Twenty-One Senses wants to change that model.

“You shouldn’t have to almost be pushed to the brink to learn this information,” she says.

Educating parents and children about sensory regulation and inclusion begins with a person’s own curiosity and awareness, which can happen at their fidget exploration booths at outdoor festivals, for example.

Getting the chance to touch different things, like fidget rings, cubes or spinners; therapy putty, pop-its and stretchy, metal acupressure rings allow for a new tactile experience in the real world, which provides immediate feedback.

Heaton often hears people say, “‘I’ve seen a TikTok on this, but I’ve never gotten to touch it, I’ve been really curious.’ That’s what we want. We give them that opportunity to touch and feel and explore and understand their own sensory needs a little better.”
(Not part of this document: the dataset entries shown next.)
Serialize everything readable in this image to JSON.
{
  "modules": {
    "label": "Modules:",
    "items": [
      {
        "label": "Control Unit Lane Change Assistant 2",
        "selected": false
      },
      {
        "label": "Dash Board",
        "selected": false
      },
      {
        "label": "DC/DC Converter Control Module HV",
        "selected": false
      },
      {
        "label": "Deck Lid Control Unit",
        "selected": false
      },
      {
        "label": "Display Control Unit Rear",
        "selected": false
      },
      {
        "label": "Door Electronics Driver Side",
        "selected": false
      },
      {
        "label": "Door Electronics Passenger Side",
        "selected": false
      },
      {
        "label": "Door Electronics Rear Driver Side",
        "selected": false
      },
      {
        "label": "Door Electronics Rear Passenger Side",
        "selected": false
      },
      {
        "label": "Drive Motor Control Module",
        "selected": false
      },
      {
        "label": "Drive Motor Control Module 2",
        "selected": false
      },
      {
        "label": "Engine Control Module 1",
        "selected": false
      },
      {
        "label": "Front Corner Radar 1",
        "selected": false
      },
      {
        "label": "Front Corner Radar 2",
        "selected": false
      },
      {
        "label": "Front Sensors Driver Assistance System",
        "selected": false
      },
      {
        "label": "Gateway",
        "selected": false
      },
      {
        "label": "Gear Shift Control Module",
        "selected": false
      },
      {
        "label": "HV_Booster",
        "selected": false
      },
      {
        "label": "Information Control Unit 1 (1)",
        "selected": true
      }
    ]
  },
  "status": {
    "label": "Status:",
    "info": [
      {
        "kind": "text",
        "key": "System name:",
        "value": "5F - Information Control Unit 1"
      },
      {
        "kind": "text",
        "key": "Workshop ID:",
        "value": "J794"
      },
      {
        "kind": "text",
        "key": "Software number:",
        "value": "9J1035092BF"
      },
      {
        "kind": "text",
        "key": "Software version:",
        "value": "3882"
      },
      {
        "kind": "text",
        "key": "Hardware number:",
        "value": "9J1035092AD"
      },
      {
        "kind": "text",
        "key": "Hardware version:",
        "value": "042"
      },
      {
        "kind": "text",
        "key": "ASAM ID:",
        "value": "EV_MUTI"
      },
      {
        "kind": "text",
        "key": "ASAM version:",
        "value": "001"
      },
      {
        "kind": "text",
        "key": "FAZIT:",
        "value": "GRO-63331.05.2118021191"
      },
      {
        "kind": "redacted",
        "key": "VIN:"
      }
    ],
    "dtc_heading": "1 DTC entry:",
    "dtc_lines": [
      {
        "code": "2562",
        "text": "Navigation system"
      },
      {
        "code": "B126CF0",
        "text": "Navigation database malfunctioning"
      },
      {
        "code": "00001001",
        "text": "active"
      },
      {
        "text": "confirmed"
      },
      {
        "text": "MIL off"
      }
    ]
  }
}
After getting positive reviews about their space at recent Portsmouth Pride events, Heaton says other New Hampshire towns planning a Pride event have already reached out to them for services after being recommended by event organizers.

“Awareness is really the first step. And I’m incredibly proud to say over the last five years, our Seacoast community has just grown in their awareness and recognition of invisible disabilities and neurodiversity, and (understanding) that they can need different supports,” Heaton says.

The organization has seen a rise in understanding of how unique everyone is, and why inclusion, education and support — the nonprofit’s tagline — are so important today.

Heaton says as more people learn about their advocacy, they’re always open to feedback.

“We’re constantly evolving because we want to be helpful. If we’re not helpful in person or through information, then we’re not doing what we were trying to achieve,” says Heaton.